The ‘Century of the Fruitbat’ bustle
And in order to keep a happy marriage happy he allowed Sybil to bustle in, wearing, in fact, a bustle,* to adjust his shirt, tweak his collar, and make him fit for company.
It’s no secret that one of my favourite living authors is Terry Pratchett. I’ve read every single one of his books, slip references to him into my writing, hum songs about hedgehogs to myself as I wash dishes (true story, I was 25 before I figured out what that word meant, and thus, why the song was naughty), and treat myself his newest work every time I have a plane flight longer than an hour. I love Terry Pratchett; he’s brought so much joy to my life, and is the only author I would line up to get a book signed by.
I’ll never get the opportunity now.
Terry Pratchett is dying. He has a very rare form of early-onset Alzheimer’s, and so a man who has made his living by his wits is slowly loosing them.
I cried when I heard the news.
He’s the only celebrity I have ever cried for. I cried like I knew him in person, because I think I do. I think he slipped a little of himself into every book. He’s there with Rincewind, always on the run, with Sam Vimes, watching the watchman, with Granny Weatherwax and Nanny Ogg, saving the world from fairies, vampires & fairy godmothers alike, with Mau on the island, trying to be a man and find his nation.
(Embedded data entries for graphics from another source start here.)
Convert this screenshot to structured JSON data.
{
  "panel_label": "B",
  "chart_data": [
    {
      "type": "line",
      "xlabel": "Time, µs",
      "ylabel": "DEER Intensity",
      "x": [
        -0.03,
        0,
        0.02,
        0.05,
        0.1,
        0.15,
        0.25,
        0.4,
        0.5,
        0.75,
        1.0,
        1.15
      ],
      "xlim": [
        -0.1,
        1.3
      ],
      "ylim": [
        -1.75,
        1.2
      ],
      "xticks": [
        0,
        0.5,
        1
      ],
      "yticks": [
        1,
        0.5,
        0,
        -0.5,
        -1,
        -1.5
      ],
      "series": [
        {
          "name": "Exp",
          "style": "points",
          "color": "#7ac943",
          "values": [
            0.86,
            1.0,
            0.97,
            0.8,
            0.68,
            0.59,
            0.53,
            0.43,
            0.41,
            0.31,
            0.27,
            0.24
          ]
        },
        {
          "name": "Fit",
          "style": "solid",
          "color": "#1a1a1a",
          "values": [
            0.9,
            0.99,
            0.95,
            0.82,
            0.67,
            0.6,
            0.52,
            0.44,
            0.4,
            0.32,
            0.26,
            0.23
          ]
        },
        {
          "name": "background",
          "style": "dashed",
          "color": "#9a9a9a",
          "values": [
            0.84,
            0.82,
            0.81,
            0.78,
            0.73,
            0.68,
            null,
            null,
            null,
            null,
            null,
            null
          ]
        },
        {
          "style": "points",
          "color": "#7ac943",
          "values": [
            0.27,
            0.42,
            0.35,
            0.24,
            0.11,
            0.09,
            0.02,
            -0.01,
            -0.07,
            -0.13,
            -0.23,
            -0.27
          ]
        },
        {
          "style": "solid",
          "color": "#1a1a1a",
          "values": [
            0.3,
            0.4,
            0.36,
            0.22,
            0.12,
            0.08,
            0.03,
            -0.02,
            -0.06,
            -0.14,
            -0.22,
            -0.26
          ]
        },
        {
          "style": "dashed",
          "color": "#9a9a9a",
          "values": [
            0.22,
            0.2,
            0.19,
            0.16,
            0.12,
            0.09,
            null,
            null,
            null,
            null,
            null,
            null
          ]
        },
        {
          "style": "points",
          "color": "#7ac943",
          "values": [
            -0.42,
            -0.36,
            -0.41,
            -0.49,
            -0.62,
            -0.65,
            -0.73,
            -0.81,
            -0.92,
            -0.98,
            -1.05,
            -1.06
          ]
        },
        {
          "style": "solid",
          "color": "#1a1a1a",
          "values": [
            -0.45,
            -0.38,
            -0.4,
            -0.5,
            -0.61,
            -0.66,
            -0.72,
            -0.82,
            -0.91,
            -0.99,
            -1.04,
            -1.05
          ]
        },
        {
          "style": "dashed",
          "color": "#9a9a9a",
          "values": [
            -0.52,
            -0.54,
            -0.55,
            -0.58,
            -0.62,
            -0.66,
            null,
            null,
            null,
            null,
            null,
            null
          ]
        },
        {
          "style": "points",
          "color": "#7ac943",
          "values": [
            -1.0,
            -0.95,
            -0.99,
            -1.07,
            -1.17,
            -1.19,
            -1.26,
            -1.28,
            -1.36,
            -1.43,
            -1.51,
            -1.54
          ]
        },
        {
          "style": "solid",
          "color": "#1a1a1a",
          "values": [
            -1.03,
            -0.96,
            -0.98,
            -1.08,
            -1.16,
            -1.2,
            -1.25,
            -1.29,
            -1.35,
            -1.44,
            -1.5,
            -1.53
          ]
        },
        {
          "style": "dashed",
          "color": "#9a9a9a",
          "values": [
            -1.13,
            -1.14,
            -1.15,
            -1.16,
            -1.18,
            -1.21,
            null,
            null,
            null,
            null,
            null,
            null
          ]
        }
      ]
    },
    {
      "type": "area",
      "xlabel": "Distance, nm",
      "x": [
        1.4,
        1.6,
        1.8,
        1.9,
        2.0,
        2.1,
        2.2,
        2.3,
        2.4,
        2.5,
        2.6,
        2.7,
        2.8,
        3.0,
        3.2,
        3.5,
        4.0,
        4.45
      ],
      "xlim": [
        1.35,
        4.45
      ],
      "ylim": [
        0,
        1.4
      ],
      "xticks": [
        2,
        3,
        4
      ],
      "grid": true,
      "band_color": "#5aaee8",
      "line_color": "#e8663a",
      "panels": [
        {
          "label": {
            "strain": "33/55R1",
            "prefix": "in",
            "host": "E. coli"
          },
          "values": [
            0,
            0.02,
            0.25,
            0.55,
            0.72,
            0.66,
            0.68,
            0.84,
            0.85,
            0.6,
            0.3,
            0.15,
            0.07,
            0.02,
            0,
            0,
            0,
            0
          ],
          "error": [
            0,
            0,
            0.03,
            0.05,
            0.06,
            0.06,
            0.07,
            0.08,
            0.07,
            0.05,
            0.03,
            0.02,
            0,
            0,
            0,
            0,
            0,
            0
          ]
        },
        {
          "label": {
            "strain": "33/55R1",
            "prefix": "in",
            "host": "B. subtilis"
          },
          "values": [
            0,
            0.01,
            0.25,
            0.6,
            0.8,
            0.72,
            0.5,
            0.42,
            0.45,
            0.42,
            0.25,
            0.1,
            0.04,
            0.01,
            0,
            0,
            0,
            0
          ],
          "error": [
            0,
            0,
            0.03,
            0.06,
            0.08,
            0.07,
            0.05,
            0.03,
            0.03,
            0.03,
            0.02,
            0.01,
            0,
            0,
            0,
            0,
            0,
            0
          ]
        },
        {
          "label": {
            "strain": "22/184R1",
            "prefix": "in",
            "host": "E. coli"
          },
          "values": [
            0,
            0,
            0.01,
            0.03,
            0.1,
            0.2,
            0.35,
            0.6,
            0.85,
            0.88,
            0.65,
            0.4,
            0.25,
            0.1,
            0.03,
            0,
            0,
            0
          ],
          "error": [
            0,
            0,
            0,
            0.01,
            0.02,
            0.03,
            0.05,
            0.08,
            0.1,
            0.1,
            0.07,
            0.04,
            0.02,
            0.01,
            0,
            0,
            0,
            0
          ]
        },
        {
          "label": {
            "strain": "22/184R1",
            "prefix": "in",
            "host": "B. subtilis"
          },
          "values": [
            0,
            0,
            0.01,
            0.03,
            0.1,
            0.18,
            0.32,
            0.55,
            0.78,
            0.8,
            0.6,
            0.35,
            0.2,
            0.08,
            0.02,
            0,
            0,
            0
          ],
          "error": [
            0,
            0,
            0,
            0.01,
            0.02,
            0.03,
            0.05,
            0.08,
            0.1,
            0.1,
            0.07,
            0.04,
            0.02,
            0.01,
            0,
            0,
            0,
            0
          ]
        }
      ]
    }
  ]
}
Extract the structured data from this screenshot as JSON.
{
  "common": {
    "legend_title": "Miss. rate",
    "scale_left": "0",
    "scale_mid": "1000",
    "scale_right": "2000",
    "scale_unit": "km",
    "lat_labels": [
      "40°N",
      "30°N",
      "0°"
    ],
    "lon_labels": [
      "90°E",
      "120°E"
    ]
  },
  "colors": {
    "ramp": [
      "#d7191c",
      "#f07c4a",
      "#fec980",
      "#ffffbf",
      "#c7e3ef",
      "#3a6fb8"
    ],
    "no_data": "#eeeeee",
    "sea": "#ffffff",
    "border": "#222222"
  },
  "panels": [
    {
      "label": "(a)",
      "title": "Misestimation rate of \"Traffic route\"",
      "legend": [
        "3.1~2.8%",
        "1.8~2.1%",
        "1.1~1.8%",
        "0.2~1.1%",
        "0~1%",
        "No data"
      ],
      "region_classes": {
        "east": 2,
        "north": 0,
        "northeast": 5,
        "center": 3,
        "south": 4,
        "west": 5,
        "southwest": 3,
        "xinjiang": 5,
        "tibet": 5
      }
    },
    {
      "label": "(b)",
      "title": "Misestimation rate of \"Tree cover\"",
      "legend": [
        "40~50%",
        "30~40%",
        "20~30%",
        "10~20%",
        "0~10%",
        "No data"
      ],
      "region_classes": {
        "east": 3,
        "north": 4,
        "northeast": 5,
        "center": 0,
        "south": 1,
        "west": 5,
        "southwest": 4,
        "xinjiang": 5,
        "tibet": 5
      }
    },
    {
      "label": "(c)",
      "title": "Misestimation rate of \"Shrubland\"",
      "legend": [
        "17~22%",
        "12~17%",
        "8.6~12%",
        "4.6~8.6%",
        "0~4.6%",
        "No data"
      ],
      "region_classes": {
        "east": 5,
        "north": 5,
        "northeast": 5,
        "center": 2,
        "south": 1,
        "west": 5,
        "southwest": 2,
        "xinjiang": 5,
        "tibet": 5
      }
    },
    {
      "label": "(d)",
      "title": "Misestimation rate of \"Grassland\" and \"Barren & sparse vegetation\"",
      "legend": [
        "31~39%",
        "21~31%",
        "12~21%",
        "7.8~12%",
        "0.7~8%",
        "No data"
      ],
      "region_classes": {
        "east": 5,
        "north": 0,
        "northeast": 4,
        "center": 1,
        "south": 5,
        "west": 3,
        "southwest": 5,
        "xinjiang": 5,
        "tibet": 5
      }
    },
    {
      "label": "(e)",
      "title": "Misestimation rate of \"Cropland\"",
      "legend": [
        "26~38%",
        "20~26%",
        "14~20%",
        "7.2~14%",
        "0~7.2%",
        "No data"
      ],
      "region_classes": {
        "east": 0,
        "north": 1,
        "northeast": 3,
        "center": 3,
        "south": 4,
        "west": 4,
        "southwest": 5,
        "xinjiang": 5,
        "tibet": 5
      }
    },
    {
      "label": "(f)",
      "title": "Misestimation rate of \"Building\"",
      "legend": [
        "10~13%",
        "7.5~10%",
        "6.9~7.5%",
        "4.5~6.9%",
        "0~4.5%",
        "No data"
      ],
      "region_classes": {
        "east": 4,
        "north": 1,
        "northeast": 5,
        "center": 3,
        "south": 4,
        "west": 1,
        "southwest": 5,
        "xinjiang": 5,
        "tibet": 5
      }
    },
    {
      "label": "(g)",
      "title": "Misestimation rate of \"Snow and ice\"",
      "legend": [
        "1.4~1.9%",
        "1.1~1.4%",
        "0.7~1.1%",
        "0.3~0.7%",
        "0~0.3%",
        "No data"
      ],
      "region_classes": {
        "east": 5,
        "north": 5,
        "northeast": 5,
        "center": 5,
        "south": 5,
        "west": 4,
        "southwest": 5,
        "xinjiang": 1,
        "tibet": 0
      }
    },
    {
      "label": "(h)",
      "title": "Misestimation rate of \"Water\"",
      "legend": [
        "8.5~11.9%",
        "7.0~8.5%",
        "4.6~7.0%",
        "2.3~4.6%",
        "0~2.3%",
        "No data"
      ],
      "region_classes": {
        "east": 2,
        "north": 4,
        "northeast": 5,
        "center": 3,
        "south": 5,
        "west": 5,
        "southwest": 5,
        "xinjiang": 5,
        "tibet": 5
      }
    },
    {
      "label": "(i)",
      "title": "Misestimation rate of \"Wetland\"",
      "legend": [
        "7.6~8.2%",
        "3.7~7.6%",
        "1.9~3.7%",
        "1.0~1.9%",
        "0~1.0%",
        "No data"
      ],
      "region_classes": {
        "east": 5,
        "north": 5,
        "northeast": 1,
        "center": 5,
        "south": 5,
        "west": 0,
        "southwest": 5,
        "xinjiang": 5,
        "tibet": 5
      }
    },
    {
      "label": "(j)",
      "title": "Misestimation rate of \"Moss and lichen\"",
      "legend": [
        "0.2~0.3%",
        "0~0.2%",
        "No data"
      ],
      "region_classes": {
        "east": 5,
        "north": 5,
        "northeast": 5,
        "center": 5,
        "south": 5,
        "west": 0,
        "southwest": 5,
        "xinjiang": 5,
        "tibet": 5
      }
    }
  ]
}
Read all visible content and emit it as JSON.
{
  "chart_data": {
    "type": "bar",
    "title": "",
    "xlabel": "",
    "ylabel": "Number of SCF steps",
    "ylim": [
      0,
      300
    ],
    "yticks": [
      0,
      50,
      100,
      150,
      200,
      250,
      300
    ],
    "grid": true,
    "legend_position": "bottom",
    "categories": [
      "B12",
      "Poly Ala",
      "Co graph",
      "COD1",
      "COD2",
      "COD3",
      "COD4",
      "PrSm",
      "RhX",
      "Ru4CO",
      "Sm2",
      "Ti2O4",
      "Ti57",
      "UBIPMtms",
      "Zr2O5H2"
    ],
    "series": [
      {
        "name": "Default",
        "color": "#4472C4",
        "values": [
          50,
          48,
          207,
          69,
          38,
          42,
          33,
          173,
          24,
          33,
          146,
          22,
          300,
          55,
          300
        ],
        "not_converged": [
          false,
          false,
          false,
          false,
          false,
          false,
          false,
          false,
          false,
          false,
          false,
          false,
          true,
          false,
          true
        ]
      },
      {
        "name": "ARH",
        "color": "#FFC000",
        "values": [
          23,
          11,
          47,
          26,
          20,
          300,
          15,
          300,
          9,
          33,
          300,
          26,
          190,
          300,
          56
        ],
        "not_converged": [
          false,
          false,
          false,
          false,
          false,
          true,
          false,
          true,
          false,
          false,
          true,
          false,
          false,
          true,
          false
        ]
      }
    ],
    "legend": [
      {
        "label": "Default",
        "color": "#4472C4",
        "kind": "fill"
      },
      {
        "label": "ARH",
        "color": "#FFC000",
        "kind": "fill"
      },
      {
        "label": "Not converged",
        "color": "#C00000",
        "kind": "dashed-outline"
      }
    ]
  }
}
One of the things that has always fascinated me about Pratchett’s books is his references to clothes. They aren’t clothes-oriented books, but you always get a good picture of what people are wearing: Magrat in her hippie layers, tripping over her necklaces, Vimes looking supremely uncomfortable in knee breeches, Polly Oliver learning the importance of socks, Captain Carrot and his breastplate radiating polish, Moist von Lipwig hiding behind his golden suit, Cheri Littlebottom with heels welded to her iron boots. Brilliant.
My favourite are the mentions of bustles. Pratchett clearly finds bustles fascinating, and hilarious (oh, c’mon, aren’t they!) Saccarrisa wears a bustle in Going Postal, and the quote at the top (and bottom, this being Pratchett) is from Snuff. If Adorabelle Dearheart wears a bustle I’m sure it’s spring-loaded.
So this is my Pratchett bustle (because even though this is the Century of the Fruitbat a lady can still keep her dignity and her extensive derriere). Someday it will go under my completed Polly Oliver uniform, where all that extra space will be the perfect place to keep half an onion (because every woman happens to have half an onion when its time to scramble up a meal).
I’m wearing the bustle with a commercial chemise, a petticoat and drawers that you can’t see, and my still-unfinished Nana corset. Also, all of the Pratchett books I could carry (and attempt to balance on my head).
(I’d like to assure you that the second photo is staged – no books were harmed in the making of this post!)
I’m very pleased with the bustle – it’s such a fun, ridiculous thing to wear, and I really needed a new one for my historical wardrobe. The only thing that I regret is that I haven’t found a way to make it spring-loaded.
Oh, and because this is about bats, the song to go with it is of course Batfly by FatCat & Fishface (aren’t those puppets cool and creepy?).
Just the facts, Ma’am:
Fabric: 3ish metres of cotton (thrifted for no more than $5)
Pattern: Mine own
Year: ca. 1885 / Century of the Fruitbat
Notions: thread, 3m of hoopskirt boning (a gift from someone years ago), 9 buttons inherited from Nana.
And the insides? French seams
Hours: 8 hours, over 2 and a half years (sad), by at least 6 people and myself. I cut it, a friend hemmed the ruffles, another friend sewed the side seams, another friend sewed the first ruffle on, someone else cut the boning channels, someone else hemmed it, I did the front placket, buttons, the last ruffles, and sewed on the boning channels. It was a group effort!
First worn?: Thursday 16 August under this to give a talk.
Wear again?: Yes! Under Polly Oliver, under Japonisme, and maybe for the heck of it.
Make again?: Actually, yes. I sometimes have the need for lot of bustles.
Total cost: $5
*Sybil had explained to Vimes that in the country one dresses at least a decade earlier than in the city, hence the bustle, and, for Vimes, a pair of breeches: the ancient ones with trap doors front and rear and a slightly distressing smell all over.